For a little group holed up in a Waitrose supermarket, despair is encroaching fast. So when a mysterious boy turns up with the news that there's a substantial community of kids not only living but thriving at Buckingham Palace, they decide to take the chance and journey through London to the shimmering possibility of safety.
But when they arrive, the leader of the Palace kids seems an awful lot like a power-hungry madman. Now they have to ask themselves . . . are the grown-ups the only enemy?
Time: 2:16:57
Why I Wanted to Read It: I kept hearing such good things, from bloggers I trust.
Zombie books are one of those things I have a conflicted relationship with. On the one hand - ooo, post-apocalyptic! Fighting! Danger! High-intensity drama! And, duh, zombies. On the other hand, bloody depressing, and I mean that literally.
This isn't precisely a zombie book: after all, the grown-ups aren't dead, although they're certainly not what they were. But it shares much of what makes true zombie books so depressing: the feeling of insurmountable odds, not being able to trust anybody even when you desperately want to, seeing the people you loved and depended on either reduced to monsters or killed by those same monsters.
Higson doesn't pull punches with the deaths, y'all. In general, authors tend to kill off secondary characters, but Higson brings the horror home by spending time, even telling pieces of story from a character's point of view, and then killing them off. The end result is that even when good things happen, or hope flickers, there's a cynical little worm in your head saying, "This kid's gonna bite it." And half the time you're right. It brings you into the wearily fearful mindset of the characters more powerfully than any other technique.
Higson also uses his setting to explore human nature, in all its power-hungry, cowardly, underhanded, generous, loving beauty. Anybody who's ever thought that kids are somehow morally superior to adults will have that notion struck down, and anybody who's ever thought the reverse will have the same experience.

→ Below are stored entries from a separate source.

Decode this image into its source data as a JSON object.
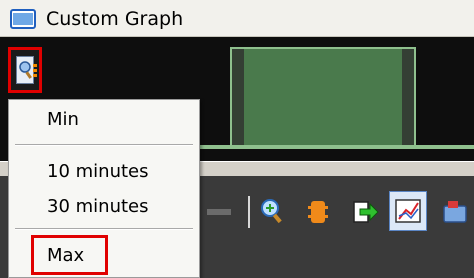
{
  "window": {
    "title": "Custom Graph",
    "icon": "window-app-icon"
  },
  "graph": {
    "range_button_icon": "magnifier-range-icon"
  },
  "menu": {
    "items": [
      "Min",
      "10 minutes",
      "30 minutes",
      "Max"
    ],
    "selected": "Max"
  },
  "toolbar": {
    "icons": [
      "scroll-back-icon",
      "zoom-in-icon",
      "orange-block-icon",
      "export-arrow-icon",
      "line-chart-icon",
      "folder-icon"
    ]
  },
  "colors": {
    "highlight": "#e00000",
    "graph_bg": "#0e0e0e",
    "graph_fill": "#4a7a4c"
  }
}
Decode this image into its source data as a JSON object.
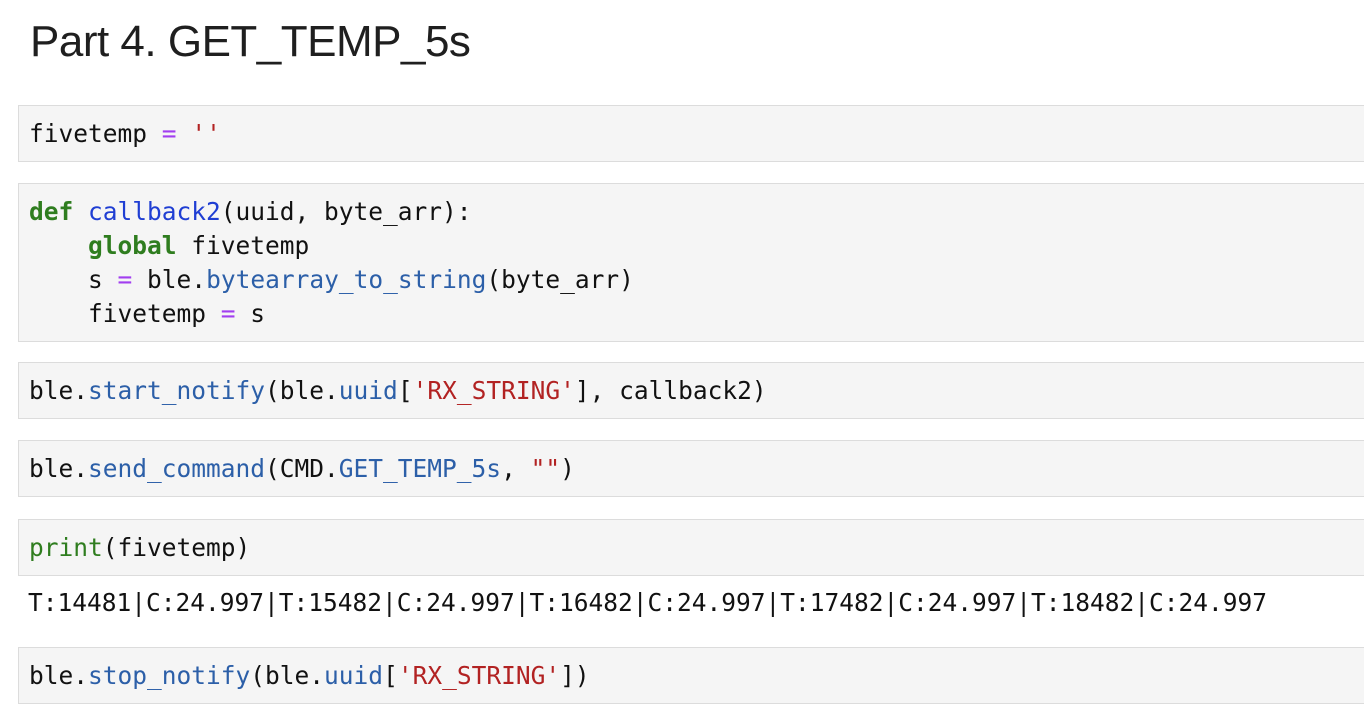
{
  "heading": "Part 4. GET_TEMP_5s",
  "cells": {
    "c1": {
      "var": "fivetemp",
      "op": "=",
      "str": "''"
    },
    "c2": {
      "line1": {
        "def": "def",
        "fname": "callback2",
        "args": "(uuid, byte_arr):"
      },
      "line2": {
        "indent": "    ",
        "global": "global",
        "rest": " fivetemp"
      },
      "line3": {
        "indent": "    ",
        "s": "s ",
        "op": "=",
        "mid": " ble.",
        "method": "bytearray_to_string",
        "args": "(byte_arr)"
      },
      "line4": {
        "indent": "    ",
        "var": "fivetemp ",
        "op": "=",
        "rest": " s"
      }
    },
    "c3": {
      "obj": "ble.",
      "method": "start_notify",
      "p1": "(ble.",
      "attr": "uuid",
      "p2": "[",
      "str": "'RX_STRING'",
      "p3": "], callback2)"
    },
    "c4": {
      "obj": "ble.",
      "method": "send_command",
      "p1": "(CMD.",
      "attr": "GET_TEMP_5s",
      "p2": ", ",
      "str": "\"\"",
      "p3": ")"
    },
    "c5": {
      "fn": "print",
      "args": "(fivetemp)"
    },
    "c5_output": "T:14481|C:24.997|T:15482|C:24.997|T:16482|C:24.997|T:17482|C:24.997|T:18482|C:24.997",
    "c6": {
      "obj": "ble.",
      "method": "stop_notify",
      "p1": "(ble.",
      "attr": "uuid",
      "p2": "[",
      "str": "'RX_STRING'",
      "p3": "])"
    }
  },
  "colors": {
    "keyword": "#2f7d1f",
    "function_name": "#1f3ed3",
    "operator": "#a23ef0",
    "string": "#b22222",
    "attribute": "#2c5fa8",
    "cell_background": "#f5f5f5"
  }
}
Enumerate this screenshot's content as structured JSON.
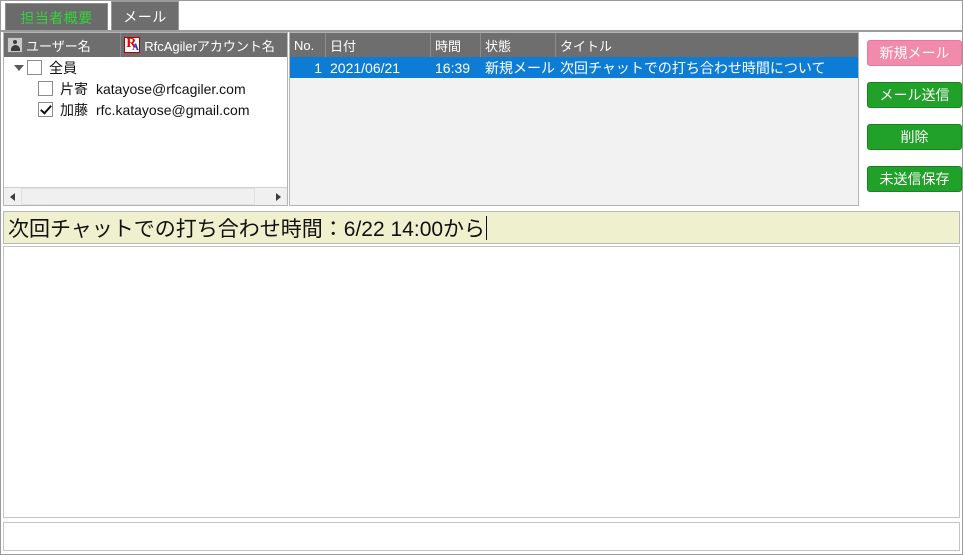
{
  "window": {
    "tabs": [
      {
        "label": "担当者概要",
        "active": false
      },
      {
        "label": "メール",
        "active": true
      }
    ]
  },
  "user_panel": {
    "columns": [
      {
        "label": "ユーザー名",
        "icon": "person-icon"
      },
      {
        "label": "RfcAgilerアカウント名",
        "icon": "rfcagiler-logo-icon"
      }
    ],
    "logo": {
      "letter_primary": "R",
      "letter_secondary": "A"
    },
    "tree": {
      "root": {
        "label": "全員",
        "checked": false,
        "expanded": true
      },
      "children": [
        {
          "name": "片寄",
          "account": "katayose@rfcagiler.com",
          "checked": false
        },
        {
          "name": "加藤",
          "account": "rfc.katayose@gmail.com",
          "checked": true
        }
      ]
    }
  },
  "mail_list": {
    "columns": [
      "No.",
      "日付",
      "時間",
      "状態",
      "タイトル"
    ],
    "rows": [
      {
        "no": "1",
        "date": "2021/06/21",
        "time": "16:39",
        "state": "新規メール",
        "title": "次回チャットでの打ち合わせ時間について",
        "selected": true
      }
    ]
  },
  "actions": {
    "buttons": [
      {
        "label": "新規メール",
        "style": "pink"
      },
      {
        "label": "メール送信",
        "style": "green"
      },
      {
        "label": "削除",
        "style": "green"
      },
      {
        "label": "未送信保存",
        "style": "green"
      }
    ]
  },
  "editor": {
    "subject_value": "次回チャットでの打ち合わせ時間：6/22 14:00から",
    "subject_placeholder": "",
    "body_value": "",
    "body_placeholder": ""
  },
  "status_bar": {
    "text": ""
  },
  "colors": {
    "tab_active_bg": "#6e6e6e",
    "tab_inactive_text": "#31d43a",
    "header_bg": "#6e6e6e",
    "selection_bg": "#0c7cd5",
    "button_pink": "#f18aab",
    "button_green": "#21a02a",
    "subject_bg": "#eff0cd"
  }
}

It's a disturbing book in a lot of ways, not for the sensitive. The Nick-and-Rachel sequence will give you the severe jimjams, and the way the kids use "mothers and fathers" to refer to the attacking grownups makes you both sad and a little queasy. But I couldn't put it down, and the only reason you're seeing this post now instead of sometime very late last night is because I had to work today. I have the prequel The Dead as an e-galley, and given the ending of The Enemy, I'm looking forward to a sequel soon. Very soon. You hear me, Higson??